A commission of inquiry into alleged police brutality.
Retracting the classification of protestors as “rioters”.
Amnesty for arrested protestors.
Dual universal suffrage (Legislature as well as Chief Executive)
Protests rapidly spread to many different neighborhoods in Hong Kong, but violence began to be shed. A large attack by triad gang members, suspected by protestors to be coordinated with the police, occurred on a subway station, where bystanders were indiscriminately beaten. Following through July and August, many more demonstrations were met with unprovoked violence by the police as well.
In early September, the Chief Executive finally withdrew the extradition bill completely in an attempt to quell the flames, but the city’s protestors wanted all five demands to be met before an end to the demonstrations. The protests intensified throughout September, culminating in sieges of multiple universities and heavy clashing between students and police.
Many deaths, the first use of live ammunition by officers , random/indiscriminate arrests, heavy amounts of organized violence, and a lack of police responsibility were all characteristics of this escalation.
In November, the District Council election saw the pro-democracy camp win by a landslide, fueled by the strength of the protest movement and anger towards pro-Beijing thugs.
The end of the protests was approaching, with a massive electoral victory, and the onset of COVID weakening their numbers greatly. But the final nail in the coffin came in 2020, when the NPCSC passed a new “National Security” law that was a legal framework for clampdown and control of the CCP and pro-Beijing forces. This law completely bypassed local legislation, and very quickly, many candidates for the legislature were disqualified under the new law, almost all of them popular members of the pro-democracy camp. The Chief Executive delayed the election, mentioning COVID as an excuse, and a mass resignation of pro-democracy lawmakers ensued.

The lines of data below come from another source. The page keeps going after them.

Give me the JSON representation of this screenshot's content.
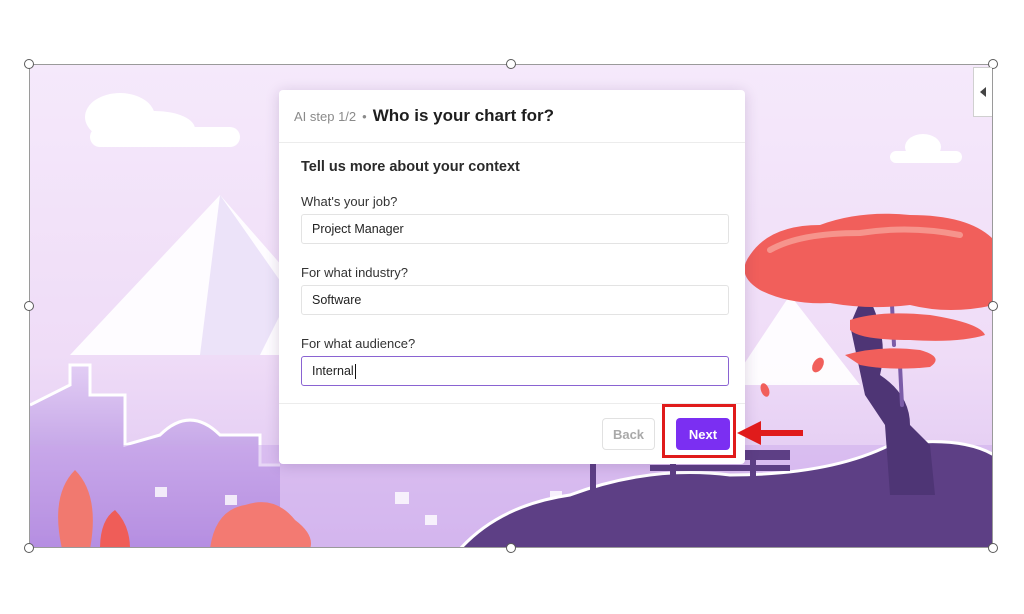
{
  "dialog": {
    "step": "AI step 1/2",
    "separator": "•",
    "title": "Who is your chart for?",
    "subtitle": "Tell us more about your context",
    "fields": [
      {
        "label": "What's your job?",
        "value": "Project Manager"
      },
      {
        "label": "For what industry?",
        "value": "Software"
      },
      {
        "label": "For what audience?",
        "value": "Internal"
      }
    ],
    "back_label": "Back",
    "next_label": "Next"
  },
  "colors": {
    "accent": "#7b2ff2",
    "annotation": "#e01b1b",
    "focus_border": "#8a63d2"
  },
  "icons": [
    "collapse-arrow-icon",
    "red-arrow-icon"
  ]
}
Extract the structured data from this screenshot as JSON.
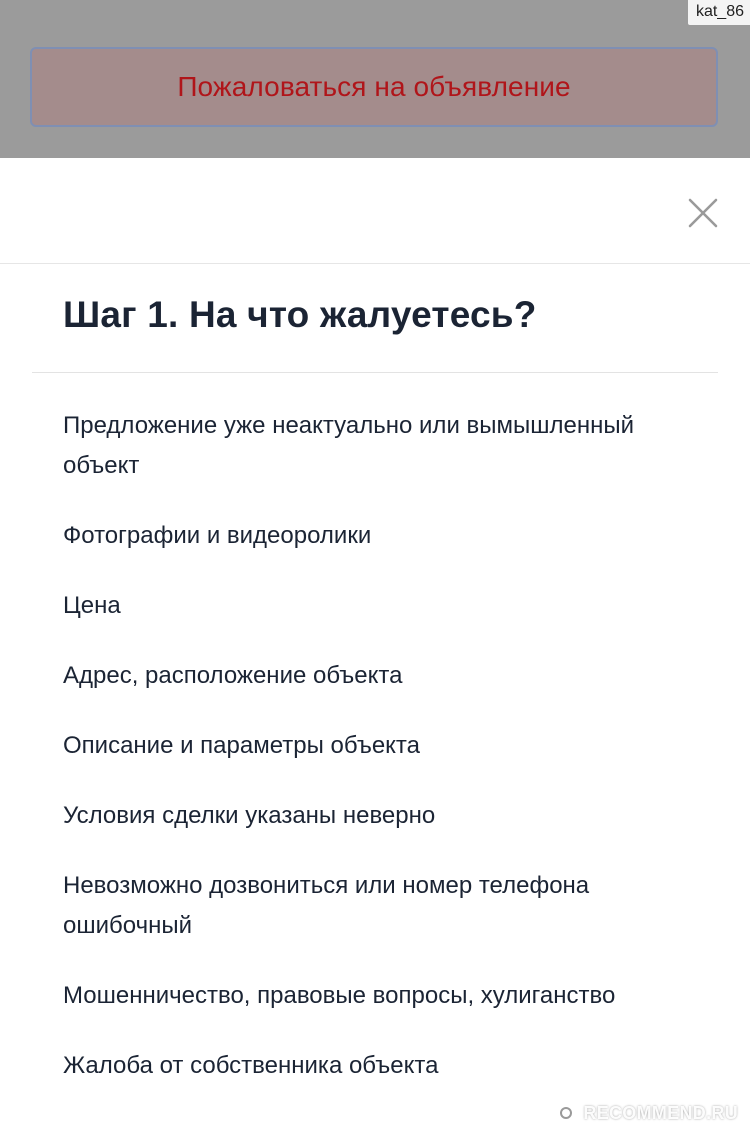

Former protest organizers, Beijing critics, students/intellectuals, and local activists were arrested in large numbers under the new draconian law, and a mass exodus from the city followed. Hong Kong saw a record 89 thousand citizens leave within a year of the passing of the “National Security” law. Many independent news outlets, such as the Apple Daily, closed their doors after their employees and journalists were jailed.
Internationally, the US (under Donald Trump at the time) no longer recognized Hong Kong as an autonomous city, and treated it as an extension of the 1984-esque Chinese mainland. Now, the political atmosphere in the city is nearly as stark as in Beijing.
“One country, two systems” was a CCP lie for an ugly transition into authoritarian government. The protests from 2019-2020 illuminated this with an eerie clarity. A city that was once as much a beacon of hope for political liberties in China as the self-governing island of Taiwan, has now been reduced to another pawn in Xi Jinping’s long game of chess against diversity of thought. We should take the events that ruined Hong Kong as a vibrant city and see them as a warning for what the world might look like in the future if the influence of the PRC continues to grow.